To make the changes permanent, put export PS1 in one of the config script of bash (.bashrc, .bash_profile, etc). On some systems, /etc/environment holds lots of environment variables definitions.
I just scratched the surface… That’s just what works for me… The Bash-Prompt-HOWTO has some interesting examples, and I actually have a friend who uses more esoterical stuff, such as fancybash or bashish, but I’ll leave this up to you…


I really would like to have a bashrc where the hostname is displayed in a color based on a hash of itself, a la most IRC clients. This could be used in a bash_profile that’s shared across a network for places that do NFS homes, etc.
Including the literal string $? in $PS1 allows you to see the return code of your previous process. I find that this encourages me to think actively about the state of the processes i run, which in turn is really useful as i translate my everyday shell use into automated scripts.
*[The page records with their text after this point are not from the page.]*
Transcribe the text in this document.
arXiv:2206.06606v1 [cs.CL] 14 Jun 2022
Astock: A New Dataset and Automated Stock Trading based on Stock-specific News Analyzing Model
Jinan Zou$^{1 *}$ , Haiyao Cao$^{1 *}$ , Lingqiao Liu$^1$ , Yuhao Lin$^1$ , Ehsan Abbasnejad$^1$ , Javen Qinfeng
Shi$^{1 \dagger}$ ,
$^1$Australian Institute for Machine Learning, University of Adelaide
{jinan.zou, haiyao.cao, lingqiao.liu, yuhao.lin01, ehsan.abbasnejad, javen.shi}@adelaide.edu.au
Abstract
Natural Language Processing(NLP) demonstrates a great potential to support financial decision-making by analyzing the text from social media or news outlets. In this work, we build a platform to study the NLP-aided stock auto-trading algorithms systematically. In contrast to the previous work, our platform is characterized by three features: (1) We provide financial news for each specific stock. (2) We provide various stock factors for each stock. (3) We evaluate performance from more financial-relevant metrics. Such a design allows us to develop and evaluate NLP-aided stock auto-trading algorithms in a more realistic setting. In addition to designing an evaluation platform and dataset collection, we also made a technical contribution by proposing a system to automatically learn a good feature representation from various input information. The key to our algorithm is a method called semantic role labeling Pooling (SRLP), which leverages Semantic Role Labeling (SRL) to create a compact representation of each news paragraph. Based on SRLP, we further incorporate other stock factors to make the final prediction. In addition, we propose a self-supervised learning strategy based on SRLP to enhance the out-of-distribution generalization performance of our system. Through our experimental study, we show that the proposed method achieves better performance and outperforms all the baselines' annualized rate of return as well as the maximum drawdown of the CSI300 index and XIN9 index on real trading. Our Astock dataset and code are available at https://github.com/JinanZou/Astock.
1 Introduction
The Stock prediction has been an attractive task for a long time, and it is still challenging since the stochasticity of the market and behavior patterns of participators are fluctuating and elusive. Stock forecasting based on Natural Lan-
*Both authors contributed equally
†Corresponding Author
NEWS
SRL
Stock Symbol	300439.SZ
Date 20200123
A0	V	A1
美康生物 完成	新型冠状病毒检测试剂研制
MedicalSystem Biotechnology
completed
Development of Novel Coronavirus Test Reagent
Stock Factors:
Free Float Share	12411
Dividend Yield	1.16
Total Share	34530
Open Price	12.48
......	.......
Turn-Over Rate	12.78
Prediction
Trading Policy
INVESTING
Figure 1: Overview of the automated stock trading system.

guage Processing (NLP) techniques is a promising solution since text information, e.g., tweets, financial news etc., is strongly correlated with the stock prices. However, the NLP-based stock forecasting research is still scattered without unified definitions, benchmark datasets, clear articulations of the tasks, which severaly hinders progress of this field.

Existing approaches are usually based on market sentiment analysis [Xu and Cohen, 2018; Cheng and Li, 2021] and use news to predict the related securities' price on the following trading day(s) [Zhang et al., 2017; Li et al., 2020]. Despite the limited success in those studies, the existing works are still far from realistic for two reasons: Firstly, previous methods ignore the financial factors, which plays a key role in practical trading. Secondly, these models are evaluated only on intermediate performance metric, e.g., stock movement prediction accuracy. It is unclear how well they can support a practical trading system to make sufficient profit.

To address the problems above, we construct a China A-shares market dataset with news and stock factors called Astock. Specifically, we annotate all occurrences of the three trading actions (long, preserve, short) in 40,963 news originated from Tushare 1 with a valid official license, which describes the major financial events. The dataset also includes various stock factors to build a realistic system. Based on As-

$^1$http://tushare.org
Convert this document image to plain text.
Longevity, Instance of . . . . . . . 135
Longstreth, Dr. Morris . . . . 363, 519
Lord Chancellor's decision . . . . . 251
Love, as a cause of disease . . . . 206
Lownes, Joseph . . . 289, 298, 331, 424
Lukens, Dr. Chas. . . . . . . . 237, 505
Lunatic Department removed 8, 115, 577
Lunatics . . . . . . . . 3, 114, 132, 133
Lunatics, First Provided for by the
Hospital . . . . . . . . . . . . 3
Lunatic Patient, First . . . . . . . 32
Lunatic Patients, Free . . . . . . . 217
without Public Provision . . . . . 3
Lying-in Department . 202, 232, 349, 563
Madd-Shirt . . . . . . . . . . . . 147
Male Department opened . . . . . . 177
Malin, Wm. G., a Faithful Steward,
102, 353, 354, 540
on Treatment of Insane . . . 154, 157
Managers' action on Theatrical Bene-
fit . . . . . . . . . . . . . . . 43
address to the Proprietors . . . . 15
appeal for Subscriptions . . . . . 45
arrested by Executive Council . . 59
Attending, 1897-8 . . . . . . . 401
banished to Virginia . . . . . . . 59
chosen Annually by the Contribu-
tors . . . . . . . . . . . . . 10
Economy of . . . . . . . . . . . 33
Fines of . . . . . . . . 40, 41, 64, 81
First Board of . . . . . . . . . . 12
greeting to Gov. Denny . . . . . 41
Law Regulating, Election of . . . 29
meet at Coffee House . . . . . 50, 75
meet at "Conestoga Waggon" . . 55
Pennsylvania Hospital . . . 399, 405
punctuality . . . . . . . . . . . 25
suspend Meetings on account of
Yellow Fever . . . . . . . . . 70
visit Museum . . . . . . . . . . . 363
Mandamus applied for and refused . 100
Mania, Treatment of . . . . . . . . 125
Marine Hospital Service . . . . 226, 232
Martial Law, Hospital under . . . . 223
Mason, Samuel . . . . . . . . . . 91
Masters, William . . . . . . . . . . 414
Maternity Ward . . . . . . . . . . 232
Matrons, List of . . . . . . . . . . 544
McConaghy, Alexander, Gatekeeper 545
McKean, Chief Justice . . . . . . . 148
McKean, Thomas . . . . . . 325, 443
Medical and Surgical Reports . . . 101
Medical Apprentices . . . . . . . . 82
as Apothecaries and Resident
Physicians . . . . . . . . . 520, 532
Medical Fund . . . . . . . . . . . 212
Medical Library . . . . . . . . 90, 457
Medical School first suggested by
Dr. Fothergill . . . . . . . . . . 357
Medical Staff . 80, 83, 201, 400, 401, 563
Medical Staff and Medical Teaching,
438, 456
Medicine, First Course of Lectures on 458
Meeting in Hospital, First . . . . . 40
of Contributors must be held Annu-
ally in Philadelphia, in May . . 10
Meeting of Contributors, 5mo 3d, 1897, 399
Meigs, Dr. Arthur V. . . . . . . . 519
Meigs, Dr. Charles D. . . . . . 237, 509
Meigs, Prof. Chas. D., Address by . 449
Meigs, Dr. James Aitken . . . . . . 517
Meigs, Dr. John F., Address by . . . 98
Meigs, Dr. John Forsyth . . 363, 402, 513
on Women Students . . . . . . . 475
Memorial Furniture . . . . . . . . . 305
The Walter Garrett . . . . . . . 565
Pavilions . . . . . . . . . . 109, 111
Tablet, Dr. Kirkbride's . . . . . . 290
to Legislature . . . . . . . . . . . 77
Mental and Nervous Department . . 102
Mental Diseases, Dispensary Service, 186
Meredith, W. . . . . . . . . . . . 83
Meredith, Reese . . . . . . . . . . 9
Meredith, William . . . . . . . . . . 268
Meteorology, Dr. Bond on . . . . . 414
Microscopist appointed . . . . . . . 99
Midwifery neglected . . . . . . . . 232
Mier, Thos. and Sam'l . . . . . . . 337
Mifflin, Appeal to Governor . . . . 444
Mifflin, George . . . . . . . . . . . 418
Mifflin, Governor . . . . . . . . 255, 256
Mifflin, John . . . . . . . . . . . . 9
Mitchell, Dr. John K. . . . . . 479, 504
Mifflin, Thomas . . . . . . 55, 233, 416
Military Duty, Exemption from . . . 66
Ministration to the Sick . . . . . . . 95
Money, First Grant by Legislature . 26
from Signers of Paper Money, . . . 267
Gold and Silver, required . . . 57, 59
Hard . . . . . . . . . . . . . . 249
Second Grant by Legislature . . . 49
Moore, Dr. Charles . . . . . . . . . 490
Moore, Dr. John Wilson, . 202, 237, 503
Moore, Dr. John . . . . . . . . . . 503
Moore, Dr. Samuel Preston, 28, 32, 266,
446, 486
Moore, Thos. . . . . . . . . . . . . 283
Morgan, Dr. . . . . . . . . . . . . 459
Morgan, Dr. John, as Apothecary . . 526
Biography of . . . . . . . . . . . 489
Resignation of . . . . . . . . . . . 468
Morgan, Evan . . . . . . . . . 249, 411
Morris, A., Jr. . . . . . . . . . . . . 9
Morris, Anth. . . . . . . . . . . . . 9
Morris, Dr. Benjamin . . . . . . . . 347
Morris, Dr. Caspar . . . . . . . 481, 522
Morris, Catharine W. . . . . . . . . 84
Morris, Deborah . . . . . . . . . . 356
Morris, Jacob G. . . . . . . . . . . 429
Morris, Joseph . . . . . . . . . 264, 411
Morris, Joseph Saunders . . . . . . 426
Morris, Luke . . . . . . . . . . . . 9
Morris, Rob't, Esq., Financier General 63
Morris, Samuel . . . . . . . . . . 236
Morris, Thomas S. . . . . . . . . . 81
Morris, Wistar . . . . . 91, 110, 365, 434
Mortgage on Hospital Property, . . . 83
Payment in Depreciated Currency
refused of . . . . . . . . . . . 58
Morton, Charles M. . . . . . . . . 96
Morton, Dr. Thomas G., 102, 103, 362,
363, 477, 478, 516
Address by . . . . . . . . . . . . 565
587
If you don’t have it set in $PS1 yet, but you want to try it out temporarily, just do:That will prefix your prompt with the return code of the most recent command. (Make sure you use single-quotes around it to protect $? from getting interpreted by the shell during the variable assignment itself, instead of at prompt generation time.)
Whoops! i expected code elements to be inline-styled, and pre elements to be block-styled, and there was no preview option. Sorry about the poorly-formatted comment above! Feel free to edit the code elements to tt (or whatever makes it readable).
Good article, Pablo. I have had similar problems in the past, e.g. shutting down the wrong machine, and came to the same conclusion.
I have a script called bashprompt that I have evolved, which is placed in /etc and handles my prompts. The nice thing about it is that you only need to place an echo ”. /etc/bashprompt” in each users’ .bashrc (and /etc/skel/.bashrc)
@Daniel,
I also expected it to be that way… :-) For now I just changed to italics, but I definitively have to fix that.
Hi Pablo,
A good tool to avoid rebooting the wrong server is Martin Krafft’s excellent package: http://packages.debian.org/sid/molly-guard
It hooks into the reboot/shutdow commands and asks you to type the hostname of the box you want to reboot (if it’s not the local machine).
Francois
That’s rather useless, I’d say.
Best protection against typing “reboot” on wrong system?
Limit the time you work as root. Plain and simple. And it actually helps in a lot of other situations.
P.S. As to shell prompt coloring, Here is my PS1 made after idea picked on Slashdot.
PS1=’\T [\h:\w]\[`test ”$?” -ne “0” && echo -ne ”\e[31m”`\]\$\[`echo -ne ”\e[0m”`\] ‘
The $/# would change color to red if last command return code wasn’t 0.
@Dummy0001,
As I said, that’s just what works for me… maybe I have some rather good color recognization stream of thought :-)
As for limiting the time spent as root… sure, that’s a good advice.